My guess is they got it from a book called Deuteronomy! Deuteronomy says if Israel obeyed the law they would be blessed with abundant crops, fertile animals, prosperity and good times a rollin. If they disobeyed they’d get judgment, famine, illness, dead animals and struggle.
Therefore, they concluded that rich people must be obeying God. When Jesus says rich people won’t make it, the disciples are stunned.
Israel reached the peak of their prosperity under Solomon.
Allow me to point out a thing: Ecclesiastes, the most depressing (in many people’s opinions) book of the OT that concluded that all is vanity, was written by Solomon.
In the end, Israel tanked themselves and never returned to Solomonic prosperity again. Once they had riches, they figured they didn’t need God.
Hezekiah, a king whose life is repeated three times for us in the Old Testament (perhaps for a reason), was given riches and he bragged about how he caused it and ended up driving Israel into captivity.
Riches weren’t the point. Stuff wasn’t the point.
God wanted them to seek Him; not riches.
Jesus came along and tried to set this straight. Many Israelites were stuck on the notion that prosperity equaled righteousness. It didn’t.
Jesus, one who had no place to lay His head, pointed this out and totally blew people away.

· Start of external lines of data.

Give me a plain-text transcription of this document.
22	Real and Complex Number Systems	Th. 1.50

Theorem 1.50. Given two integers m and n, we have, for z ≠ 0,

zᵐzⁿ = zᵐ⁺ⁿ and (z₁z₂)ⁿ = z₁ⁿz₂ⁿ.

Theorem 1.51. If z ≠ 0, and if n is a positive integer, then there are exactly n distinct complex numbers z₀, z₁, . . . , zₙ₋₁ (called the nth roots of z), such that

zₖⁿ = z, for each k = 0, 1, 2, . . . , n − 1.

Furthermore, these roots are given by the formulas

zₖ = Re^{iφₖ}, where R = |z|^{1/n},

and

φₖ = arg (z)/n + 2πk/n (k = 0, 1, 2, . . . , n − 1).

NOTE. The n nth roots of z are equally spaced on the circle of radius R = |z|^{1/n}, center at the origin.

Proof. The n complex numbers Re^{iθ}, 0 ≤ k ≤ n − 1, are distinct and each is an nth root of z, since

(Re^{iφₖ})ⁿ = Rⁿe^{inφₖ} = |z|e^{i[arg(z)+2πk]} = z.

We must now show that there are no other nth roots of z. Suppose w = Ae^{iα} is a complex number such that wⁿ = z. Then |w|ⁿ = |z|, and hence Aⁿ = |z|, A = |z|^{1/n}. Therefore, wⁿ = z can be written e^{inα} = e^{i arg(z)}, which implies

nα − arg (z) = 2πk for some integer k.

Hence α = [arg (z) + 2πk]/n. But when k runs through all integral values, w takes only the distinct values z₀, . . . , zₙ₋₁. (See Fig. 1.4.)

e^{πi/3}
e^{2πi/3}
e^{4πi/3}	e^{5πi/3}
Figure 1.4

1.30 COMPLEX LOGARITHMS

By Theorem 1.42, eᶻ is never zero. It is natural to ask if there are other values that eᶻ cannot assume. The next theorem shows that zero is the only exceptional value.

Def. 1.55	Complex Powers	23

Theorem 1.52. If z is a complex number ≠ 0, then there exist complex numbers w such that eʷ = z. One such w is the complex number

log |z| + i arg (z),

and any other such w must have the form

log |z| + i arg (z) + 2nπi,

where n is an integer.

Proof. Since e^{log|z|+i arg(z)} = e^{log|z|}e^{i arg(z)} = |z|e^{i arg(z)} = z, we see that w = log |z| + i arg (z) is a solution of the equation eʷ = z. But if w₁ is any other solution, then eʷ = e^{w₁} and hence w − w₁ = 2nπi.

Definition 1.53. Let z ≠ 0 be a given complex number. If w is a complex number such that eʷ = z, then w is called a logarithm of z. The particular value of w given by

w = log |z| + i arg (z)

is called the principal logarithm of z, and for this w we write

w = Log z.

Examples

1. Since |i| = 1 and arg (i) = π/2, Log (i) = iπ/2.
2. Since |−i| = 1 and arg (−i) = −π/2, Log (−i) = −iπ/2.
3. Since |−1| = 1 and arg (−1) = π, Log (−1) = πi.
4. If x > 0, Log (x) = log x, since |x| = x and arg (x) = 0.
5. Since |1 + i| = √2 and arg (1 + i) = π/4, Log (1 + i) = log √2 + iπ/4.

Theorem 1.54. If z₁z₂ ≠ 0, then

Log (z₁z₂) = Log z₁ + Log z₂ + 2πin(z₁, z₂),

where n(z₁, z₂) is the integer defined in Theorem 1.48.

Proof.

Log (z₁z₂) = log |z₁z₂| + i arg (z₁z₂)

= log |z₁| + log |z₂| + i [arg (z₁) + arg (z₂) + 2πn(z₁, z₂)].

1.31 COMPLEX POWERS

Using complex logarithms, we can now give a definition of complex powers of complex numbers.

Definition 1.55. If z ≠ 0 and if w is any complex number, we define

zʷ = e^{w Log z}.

Time and time again the OT shows us the problem of lust and coveting. Israel’s forays into idolatry were for materialistic reasons–they thought foreign gods could provide for them and make them win battles.
When materialism is the reward, people fall to pieces. The OT makes this so amazingly clear. Yet we miss it. We mainly miss it because we don’t read it. But there is a reason these things were written back then, and they weren’t written for Israel.
Materialism is lust, covetousness, idolatry, fornication, and complaining. Israel showed this and got judgment. We assume we are exceptions to this. I do believe we will be surprised when it doesn’t work out for us either. You don’t have to be surprised; you can go ahead and read it and learn it yourself.
“But with many of them God was not well pleased: for they were overthrown in the wilderness. Now these things were our examples, to the intent we should not lust after evil things, as they also lusted. Neither be ye idolaters, as were some of them; as it is written, The people sat down to eat and drink, and rose up to play. Neither let us commit fornication, as some of them committed, and fell in one day three and twenty thousand. Neither let us tempt Christ, as some of them also tempted, and were destroyed of serpents. Neither murmur ye, as some of them also murmured, and were destroyed of the destroyer. Now all these things happened unto them for examples: and they are written for our admonition, upon whom the ends of the world are come.”
(Notice the tempting they did in the OT was tempting Christ! Yesterday, today and forever, folks.)